There are several limitations of this study. First, unlike other studies,14,28 we eliminated risk factors to focus our analysis of dietary effects on vascular function, thereby making it difficult to generalize these findings to all of the obese patients who typically have other risk factors. Second, there was an age and gender difference between groups such that the average age and the number of men were lower in the LC than in the LF group (Table 1). These observations may explain the tendency toward a higher baseline FMD in LC versus LF subjects, because men tend to have reduced FMD responses at an earlier age than women.42 However, in a subanalysis there was no correlation between age and FMD at baseline or the magnitude of FMD change, arguing against an effect of age on endothelial function. We recruited men and women between 18 and 50 years of age before most age-dependent declines in endothelial function have been reported.42 Third, there were 8 and 0 dropouts in the LC and LF groups, respectively, suggesting that the LC diet is less tolerable. It is difficult to determine tolerability of LC dieting in a relatively small sample size. Fourth, our study represents a short intervention in a small number of subjects. Because we were able to control the confounding effects of disease and diet in this trial by administering every meal to each subject, the required sample size necessary to detect changes in our primary end point (FMD) was relatively small. However, a corresponding limitation of this small sample size is the inability to make conclusions regarding secondary effects of age, gender, and racial interactions on weight loss, FMD, and cardiovascular health. The long-term consequences of dieting are not known, and future investigations evaluating the long-term effects of effective weight loss strategies on endothelial function in health and disease necessitate larger trials.

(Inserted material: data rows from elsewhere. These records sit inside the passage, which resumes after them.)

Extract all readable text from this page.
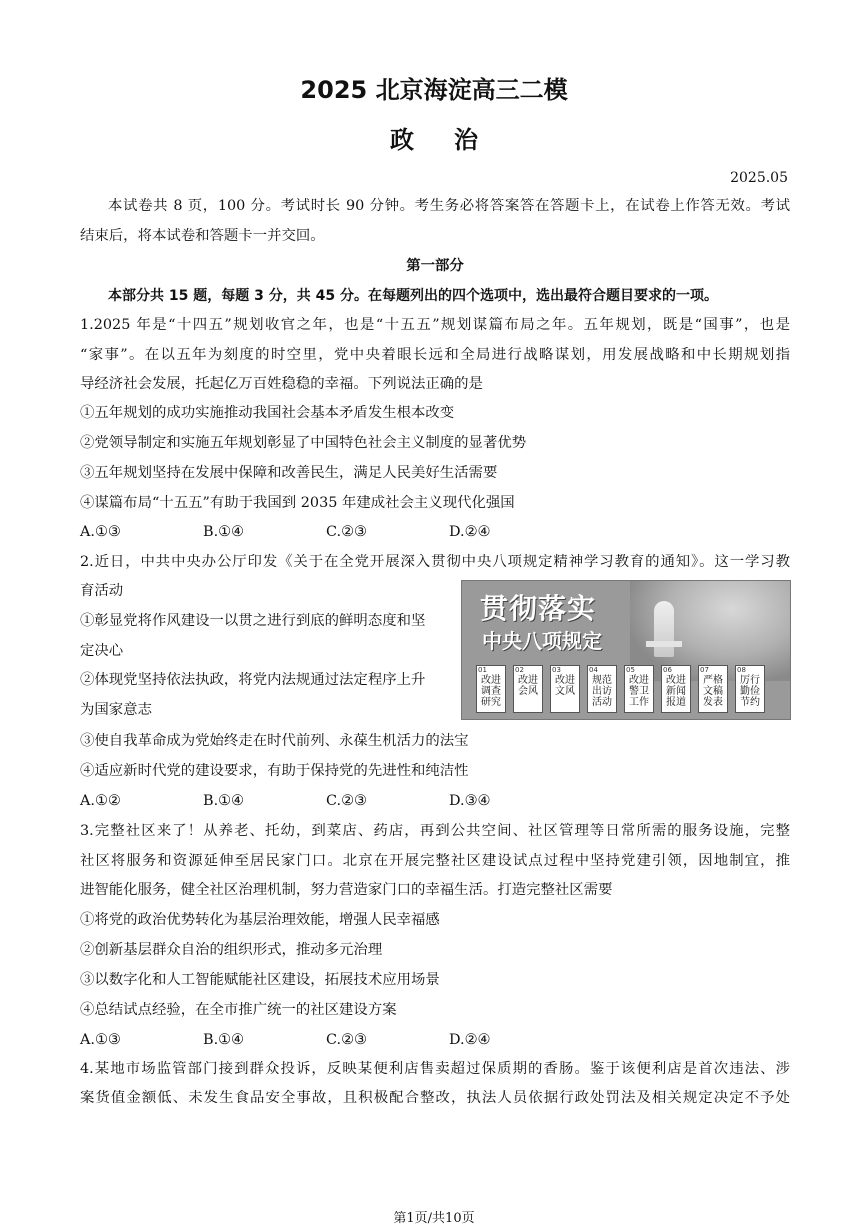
2025 北京海淀高三二模
政治
2025.05
本试卷共 8 页，100 分。考试时长 90 分钟。考生务必将答案答在答题卡上，在试卷上作答无效。考试
结束后，将本试卷和答题卡一并交回。
第一部分
本部分共 15 题，每题 3 分，共 45 分。在每题列出的四个选项中，选出最符合题目要求的一项。
1.2025 年是“十四五”规划收官之年，也是“十五五”规划谋篇布局之年。五年规划，既是“国事”，也是
“家事”。在以五年为刻度的时空里，党中央着眼长远和全局进行战略谋划，用发展战略和中长期规划指
导经济社会发展，托起亿万百姓稳稳的幸福。下列说法正确的是
①五年规划的成功实施推动我国社会基本矛盾发生根本改变
②党领导制定和实施五年规划彰显了中国特色社会主义制度的显著优势
③五年规划坚持在发展中保障和改善民生，满足人民美好生活需要
④谋篇布局“十五五”有助于我国到 2035 年建成社会主义现代化强国
A.①③	B.①④	C.②③	D.②④
2.近日，中共中央办公厅印发《关于在全党开展深入贯彻中央八项规定精神学习教育的通知》。这一学习教
育活动
①彰显党将作风建设一以贯之进行到底的鲜明态度和坚
定决心
②体现党坚持依法执政，将党内法规通过法定程序上升
为国家意志
③使自我革命成为党始终走在时代前列、永葆生机活力的法宝
④适应新时代党的建设要求，有助于保持党的先进性和纯洁性
A.①②	B.①④	C.②③	D.③④
贯彻落实
中央八项规定
01
改进调查研究
02
改进会风
03
改进文风
04
规范出访活动
05
改进警卫工作
06
改进新闻报道
07
严格文稿发表
08
厉行勤俭节约
3.完整社区来了！从养老、托幼，到菜店、药店，再到公共空间、社区管理等日常所需的服务设施，完整
社区将服务和资源延伸至居民家门口。北京在开展完整社区建设试点过程中坚持党建引领，因地制宜，推
进智能化服务，健全社区治理机制，努力营造家门口的幸福生活。打造完整社区需要
①将党的政治优势转化为基层治理效能，增强人民幸福感
②创新基层群众自治的组织形式，推动多元治理
③以数字化和人工智能赋能社区建设，拓展技术应用场景
④总结试点经验，在全市推广统一的社区建设方案
A.①③	B.①④	C.②③	D.②④
4.某地市场监管部门接到群众投诉，反映某便利店售卖超过保质期的香肠。鉴于该便利店是首次违法、涉
案货值金额低、未发生食品安全事故，且积极配合整改，执法人员依据行政处罚法及相关规定决定不予处
第1页/共10页
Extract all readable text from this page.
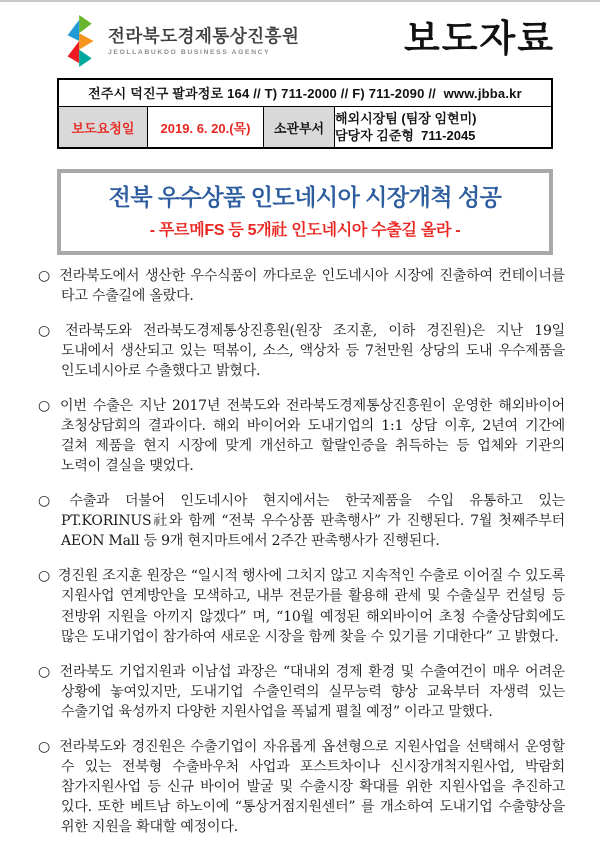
전라북도경제통상진흥원
JEOLLABUKDO BUSINESS AGENCY	보도자료
전주시 덕진구 팔과정로 164 // T) 711-2000 // F) 711-2090 //  www.jbba.kr
보도요청일	2019. 6. 20.(목)	소관부서
해외시장팀 (팀장 임현미)
담당자 김준형  711-2045
전북 우수상품 인도네시아 시장개척 성공
- 푸르메FS 등 5개社 인도네시아 수출길 올라 -
○ 전라북도에서 생산한 우수식품이 까다로운 인도네시아 시장에 진출하여 컨테이너를 타고 수출길에 올랐다.
○ 전라북도와 전라북도경제통상진흥원(원장 조지훈, 이하 경진원)은 지난 19일 도내에서 생산되고 있는 떡볶이, 소스, 액상차 등 7천만원 상당의 도내 우수제품을 인도네시아로 수출했다고 밝혔다.
○ 이번 수출은 지난 2017년 전북도와 전라북도경제통상진흥원이 운영한 해외바이어 초청상담회의 결과이다. 해외 바이어와 도내기업의 1:1 상담 이후, 2년여 기간에 걸쳐 제품을 현지 시장에 맞게 개선하고 할랄인증을 취득하는 등 업체와 기관의 노력이 결실을 맺었다.
○ 수출과 더불어 인도네시아 현지에서는 한국제품을 수입 유통하고 있는 PT.KORINUS社와 함께 “전북 우수상품 판촉행사” 가 진행된다. 7월 첫째주부터 AEON Mall 등 9개 현지마트에서 2주간 판촉행사가 진행된다.
○ 경진원 조지훈 원장은 “일시적 행사에 그치지 않고 지속적인 수출로 이어질 수 있도록 지원사업 연계방안을 모색하고, 내부 전문가를 활용해 관세 및 수출실무 컨설팅 등 전방위 지원을 아끼지 않겠다” 며, “10월 예정된 해외바이어 초청 수출상담회에도 많은 도내기업이 참가하여 새로운 시장을 함께 찾을 수 있기를 기대한다” 고 밝혔다.
○ 전라북도 기업지원과 이남섭 과장은 “대내외 경제 환경 및 수출여건이 매우 어려운 상황에 놓여있지만, 도내기업 수출인력의 실무능력 향상 교육부터 자생력 있는 수출기업 육성까지 다양한 지원사업을 폭넓게 펼칠 예정” 이라고 말했다.
○ 전라북도와 경진원은 수출기업이 자유롭게 옵션형으로 지원사업을 선택해서 운영할 수 있는 전북형 수출바우처 사업과 포스트차이나 신시장개척지원사업, 박람회 참가지원사업 등 신규 바이어 발굴 및 수출시장 확대를 위한 지원사업을 추진하고 있다. 또한 베트남 하노이에 “통상거점지원센터” 를 개소하여 도내기업 수출향상을 위한 지원을 확대할 예정이다.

Endothelial-dependent brachial artery FMD is reduced after 6 weeks of weight loss in obese subjects on an LC, Atkins'-like diet but is improved on an isocaloric LF diet, similar to the one recommended by the American Heart Association. This differential effect on endothelial function transcends associated changes in weight and blood pressure. Taken together, these studies in this relatively small cohort suggest that weight loss with a traditional LF diet may be a more effective intervention to preserve vascular health than an interventional diet with LC content. Larger clinical studies are required to investigate the duration and magnitude of dietary effects on endothelial health.
We thank Nick Pajewski for statistical consultation and Emon Das for technical assistance.
Sources of Funding
This study was supported by the National Institutes of Health General Clinical Research Center (MO1-RR00058) and the Medical College of Wisconsin Cardiovascular Center.